Separately, the firm formed a partnership with Everest Holdings, a real estate investment firm led by Joe Blackbourn.

Market opportunity

Crestline-Kirchner has been fielding more calls from GPs seeking assistance to stabilize situations before they get out of control, Philipp said. “In response to this demand, we have refined our offering to include more supplemental GP structures that allow us to work alongside current management teams,” he said.

The firm continues to see GP recapitalization opportunities for aging funds. But Crestline-Kirchner tends to avoid deals that would provide new money to the original GP with no change in governance structure and where no additional management resources are added.

“This does not mean that we won’t work with prior GP, we just feel that a new perspective and additional oversight is beneficial,” Philipp said. “This is not always the first choice of existing GPs, so sometimes we have to wait for failed attempts to come back to us.”
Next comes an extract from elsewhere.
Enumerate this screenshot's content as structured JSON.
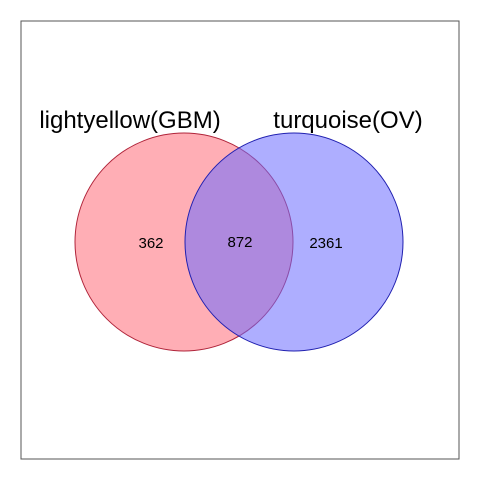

Crestline-Kirchner also is working on direct secondary deals to purchase assets at attractive prices, he said.

“We are different from many other direct players in that we can purchase the entire portfolio or allow existing investors to continue to participate alongside of us,” he said.

The firm also is positioning itself to work with large institutional investors charged with monitoring line items across smaller, older, non-core positions. “Our model, flexible capital and understanding of both LP and GP needs have resulted in repeat engagements and a significant increase in proprietary, inbound opportunities,” Philipp said.